Thursday, November 01, 2007

All Sparked with Awe

Factory of Souls

It takes just two people to bring the world
to ruin. So goes the history of love.
At the end of the day we tally the casualties
of war, victory for the one who gets wounded

the least. You say it's time for a change
but I don't know to what end, change being
just the skin of some incandescent creature
whose grotesque beauty is what we adore,

whom some people call love, whom we
venerate because it consumes us, morsels
for its huge soul. My people say, don't look
or you'll go blind. You say the end was always

just around the bend. I say all we have
is unconditional surrender to the future.
So unreliable is the past that I feel compelled
to leave unmourned the blind, relentless loves

that may have scorched into our hearts
the way the saints accepted stigmata. My people say,
look back or lose your way. Or, walk backwards
if you can. So I found myself on a bus to New York City

to lose myself completely. Past Hunters Point
we hit the factory of souls - a thousand tombstones
whose subterranean chambers manufactured
the silk-like smoke that we must feed to God.

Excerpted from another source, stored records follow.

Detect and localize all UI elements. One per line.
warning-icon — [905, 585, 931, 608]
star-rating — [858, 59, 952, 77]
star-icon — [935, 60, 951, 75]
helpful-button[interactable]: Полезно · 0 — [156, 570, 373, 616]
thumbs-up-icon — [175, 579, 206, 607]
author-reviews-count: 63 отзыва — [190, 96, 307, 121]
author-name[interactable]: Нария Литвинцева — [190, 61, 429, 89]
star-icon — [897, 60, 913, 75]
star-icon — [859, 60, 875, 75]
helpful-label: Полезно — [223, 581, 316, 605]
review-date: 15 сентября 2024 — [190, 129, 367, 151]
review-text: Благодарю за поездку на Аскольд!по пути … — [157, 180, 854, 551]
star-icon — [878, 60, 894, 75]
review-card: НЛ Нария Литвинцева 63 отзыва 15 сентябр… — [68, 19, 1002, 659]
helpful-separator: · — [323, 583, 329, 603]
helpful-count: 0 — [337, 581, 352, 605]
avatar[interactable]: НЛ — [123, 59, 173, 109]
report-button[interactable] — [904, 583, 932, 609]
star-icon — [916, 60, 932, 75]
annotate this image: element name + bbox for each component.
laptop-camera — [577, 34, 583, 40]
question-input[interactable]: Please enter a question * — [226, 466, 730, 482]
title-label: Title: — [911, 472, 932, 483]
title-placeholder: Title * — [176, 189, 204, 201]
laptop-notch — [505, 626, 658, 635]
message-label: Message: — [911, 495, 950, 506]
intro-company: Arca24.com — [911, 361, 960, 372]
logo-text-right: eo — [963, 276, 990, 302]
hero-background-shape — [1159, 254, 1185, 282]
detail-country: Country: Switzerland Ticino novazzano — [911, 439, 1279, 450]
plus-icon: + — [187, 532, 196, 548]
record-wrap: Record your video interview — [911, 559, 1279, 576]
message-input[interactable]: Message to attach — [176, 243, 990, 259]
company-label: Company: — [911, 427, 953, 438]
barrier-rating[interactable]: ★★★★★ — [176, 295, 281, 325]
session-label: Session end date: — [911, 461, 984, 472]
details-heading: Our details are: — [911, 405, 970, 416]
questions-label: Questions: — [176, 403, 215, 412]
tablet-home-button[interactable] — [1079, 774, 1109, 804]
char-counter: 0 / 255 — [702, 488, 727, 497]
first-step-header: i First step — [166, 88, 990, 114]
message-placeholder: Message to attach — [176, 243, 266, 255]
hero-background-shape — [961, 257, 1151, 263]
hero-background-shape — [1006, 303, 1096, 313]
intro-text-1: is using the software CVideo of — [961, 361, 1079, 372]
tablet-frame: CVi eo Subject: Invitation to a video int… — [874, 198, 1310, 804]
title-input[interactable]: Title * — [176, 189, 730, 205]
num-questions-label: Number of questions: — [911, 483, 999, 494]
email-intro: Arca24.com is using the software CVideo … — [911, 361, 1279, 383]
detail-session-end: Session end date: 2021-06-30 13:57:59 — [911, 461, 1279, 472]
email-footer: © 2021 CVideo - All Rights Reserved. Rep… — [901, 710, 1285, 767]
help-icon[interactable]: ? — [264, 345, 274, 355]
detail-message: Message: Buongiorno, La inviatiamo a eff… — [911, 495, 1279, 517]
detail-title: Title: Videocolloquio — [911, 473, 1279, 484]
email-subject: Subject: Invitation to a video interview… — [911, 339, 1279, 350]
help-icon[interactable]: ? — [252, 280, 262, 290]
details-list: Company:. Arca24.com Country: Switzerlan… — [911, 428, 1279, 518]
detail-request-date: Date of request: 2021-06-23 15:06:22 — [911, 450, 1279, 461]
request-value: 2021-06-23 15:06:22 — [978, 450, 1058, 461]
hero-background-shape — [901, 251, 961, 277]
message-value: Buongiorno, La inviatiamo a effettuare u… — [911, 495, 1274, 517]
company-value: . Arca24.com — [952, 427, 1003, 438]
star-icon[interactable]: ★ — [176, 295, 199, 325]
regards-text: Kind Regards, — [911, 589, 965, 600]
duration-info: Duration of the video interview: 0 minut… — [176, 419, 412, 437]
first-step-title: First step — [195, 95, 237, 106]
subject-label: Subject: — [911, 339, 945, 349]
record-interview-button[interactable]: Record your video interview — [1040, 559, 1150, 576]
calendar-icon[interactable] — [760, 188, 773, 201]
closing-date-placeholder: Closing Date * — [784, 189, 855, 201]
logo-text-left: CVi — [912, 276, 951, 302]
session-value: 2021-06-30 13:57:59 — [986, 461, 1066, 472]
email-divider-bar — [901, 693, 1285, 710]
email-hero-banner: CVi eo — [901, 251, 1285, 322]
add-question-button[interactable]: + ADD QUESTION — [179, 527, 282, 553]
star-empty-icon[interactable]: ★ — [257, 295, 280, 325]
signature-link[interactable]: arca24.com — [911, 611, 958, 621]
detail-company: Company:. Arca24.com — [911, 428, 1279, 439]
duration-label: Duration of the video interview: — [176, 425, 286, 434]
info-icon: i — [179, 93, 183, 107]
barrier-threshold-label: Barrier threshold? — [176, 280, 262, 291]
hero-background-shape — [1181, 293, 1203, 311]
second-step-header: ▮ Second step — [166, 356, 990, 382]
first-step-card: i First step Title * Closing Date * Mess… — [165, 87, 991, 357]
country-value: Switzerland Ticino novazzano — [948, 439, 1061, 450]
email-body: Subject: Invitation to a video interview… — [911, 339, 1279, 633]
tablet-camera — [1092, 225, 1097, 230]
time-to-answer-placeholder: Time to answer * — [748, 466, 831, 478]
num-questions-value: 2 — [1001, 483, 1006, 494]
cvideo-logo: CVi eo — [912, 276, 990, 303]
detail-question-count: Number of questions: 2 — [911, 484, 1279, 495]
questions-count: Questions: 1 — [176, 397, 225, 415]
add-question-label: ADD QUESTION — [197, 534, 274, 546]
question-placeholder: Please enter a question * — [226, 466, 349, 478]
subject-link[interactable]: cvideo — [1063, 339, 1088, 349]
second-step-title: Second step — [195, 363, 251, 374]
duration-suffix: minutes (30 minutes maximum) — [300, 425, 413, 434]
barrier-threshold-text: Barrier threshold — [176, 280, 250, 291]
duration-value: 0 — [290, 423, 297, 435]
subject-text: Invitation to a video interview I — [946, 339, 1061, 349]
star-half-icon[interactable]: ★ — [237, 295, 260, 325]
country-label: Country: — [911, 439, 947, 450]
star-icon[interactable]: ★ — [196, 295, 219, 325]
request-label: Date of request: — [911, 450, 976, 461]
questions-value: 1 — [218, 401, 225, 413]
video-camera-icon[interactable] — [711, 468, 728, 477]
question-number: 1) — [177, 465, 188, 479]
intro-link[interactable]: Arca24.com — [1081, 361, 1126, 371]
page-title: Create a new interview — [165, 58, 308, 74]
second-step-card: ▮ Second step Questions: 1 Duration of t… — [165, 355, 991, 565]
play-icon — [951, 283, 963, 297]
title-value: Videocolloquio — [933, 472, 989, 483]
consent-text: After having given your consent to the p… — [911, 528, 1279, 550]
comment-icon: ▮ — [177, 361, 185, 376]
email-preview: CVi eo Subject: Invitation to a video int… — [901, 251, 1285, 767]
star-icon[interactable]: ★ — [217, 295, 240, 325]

I don't think the world's ever going to end.
I think it will go on and on, and we will
be as nebulous as Nebuchadnezzar, our lives
not worth a footnote, our grand schemes

no more than insidious whispers, all memory
shifting like the continental plates. I should grieve
for time misspent, love returned to sender,
ambitions gone awry. But bards more sage than I

have seen the folly of our loss - and have sung
more dirges than I can bear. In the future,
perhaps all science will finally come around;
genetic engineering, I hear, will be all the rage,

and we will be a super race in a world
infallibly perfected, where trains run on time,
love never dies, and hope can be purchased
by the pound. They call it "immortalization

of the cell lines." We will choose what will survive.
Our destiny made lucid, we will find the world
contemplating itself, like the young god
who held his breath and found Narcissus,

the beautiful rapt face all sparked with awe,
one hand about to touch the pool,
his body lurched towards that marvelous
reflection. I suppose the human race

has always felt compelled to desensitize
its failures. My people say, to go unnoticed,
you play dead. Or something. I myself
(and here is the part where even this poem

stops in its tracks to contemplate that pool)
may have chosen to forget a face, a name,
some cruel word uttered carelessly, but not,
after some reflection, intending any pain.

And many others may have chosen to forget me.
It works both ways. My people say, regret
is the final emotion. It's what you see
when you look back. It's what's no longer there.